La qualité des reproductions en couleur soutient parfaitement le propos de l'auteur, qui est de nous aider à mieux aimer la peinture de Chardin. Aimer Chardin? Comte-Sponville parle de « vérité d'ensemble » (p46), et à propos des fameux retours de chasse, de « l'envie de pleurer, qui serait le goût même de la vie. Quelque chose d'atroce et d'infiniment doux » (p48). Émotion donc, devant cette dévotion au réel, devant cette évidente volupté dans l'acte de peindre, la complicité entretenue avec le silence, la parfaite harmonie entre la poésie du regard du peintre et son génie qui est, « outre le don ou la sensibilité de départ, un métier parfaitement abouti » (p80). L'auteur insiste sur le dialogue intime qui s'établit entre ce qui est regardé (le réel ou la matière, heureuse dans le cas de Chardin), ce qui est célébré (l'émotion d'exister) et enfin ce qui est éprouvé (le temps à l'état pur). Ainsi, ce que Chardin nous offre, c'est « une lumière, une paix, une évidence. Comme Mozart. Comme Vermeer » (p65). Distance de l'amour qui est illustrée dans le tableau « Une dame qui prend du thé », pour laquelle le philosophe parle de « contemplation aimante » (p88). A ce point, il n'est pas superflu de préciser que la métaphysique matérialiste, l'éthique humaniste et la spiritualité sans Dieu de Mr Comte-Sponville trouvent un écho favorable dans la peinture de Chardin, particulièrement ses natures mortes. Il s'émerveille devant ce sentiment de « perpétuel état des choses » (p91), ce « recueillement devant le réel » (p94), et devant le tableau « Le bénédicité » est ému par « tant de beauté, tant de pénétration » (p96). 


Mais sans doute, est-ce la fin de l'ouvrage qui mérite le plus d'éloges, par la beauté de l'hommage rendu à la peinture de Chardin.

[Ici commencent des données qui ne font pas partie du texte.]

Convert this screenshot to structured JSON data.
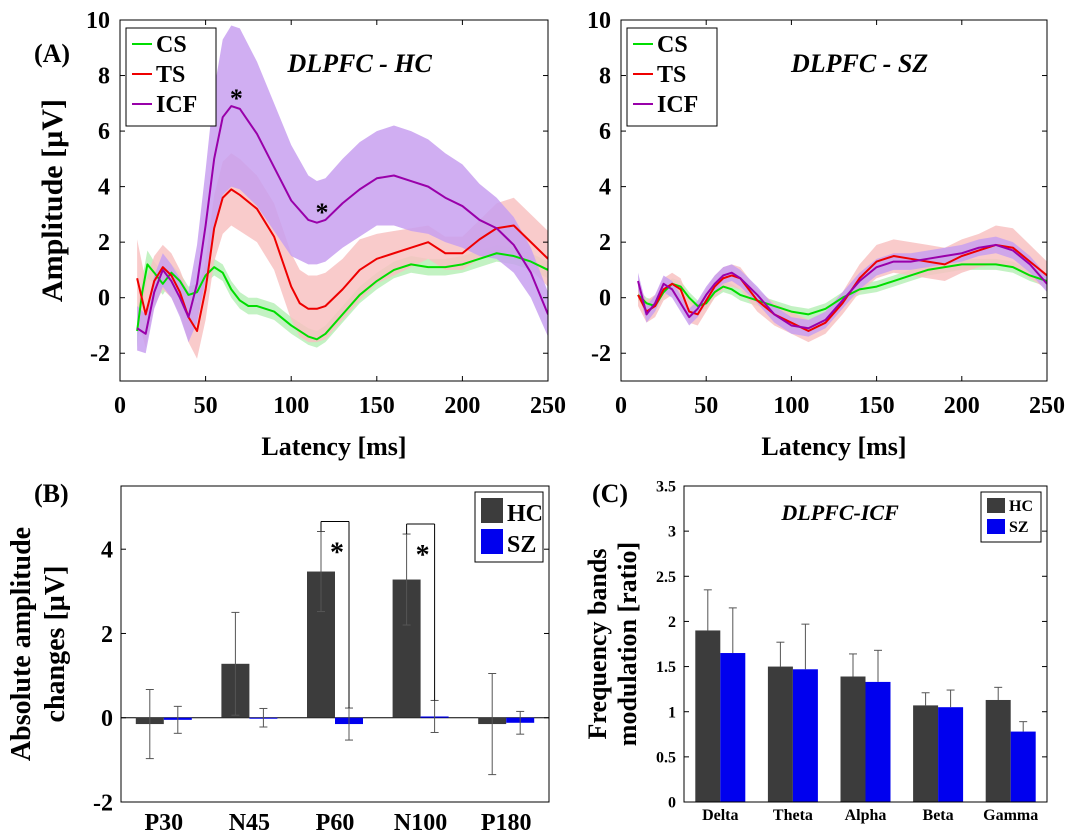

Trouver l'heureuse distance de l'amour n'est pas chose facile, mais le pari est tenu avec l'auteur qui sait faire partager son enthousiasme, tout en offrant des clés de lecture pertinentes et profondes. Son analyse du tableau « L'enfant au toton », est un modèle de déclaration d'amour au génie de Chardin, le ravissement éprouvé devant ce « je ne sais quoi d'absolument simple, de sublimement élégant, on dirait du Haydn, quelque chose comme une grâce, comme une pureté, comme un repos » (p103). Si une exposition peut changer une vie, il est évident qu'un livre le peut aussi. Avec « Chardin ou la matière heureuse », Mr Comte-Sponville signe là un livre à la beauté sereine, un exemple parfait de contemplation aimante, un moment d'attention pure devant la célébration du réel. Il y a dans le regard porté sur cette peinture suffisamment de gratitude et de perspicacité pour inciter le lecteur à (re)découvrir Chardin. Mais on y trouve également l'évidence silencieuse de cette peinture qui ne prétend rien, sinon éclairer et accompagner l'émotion d'exister.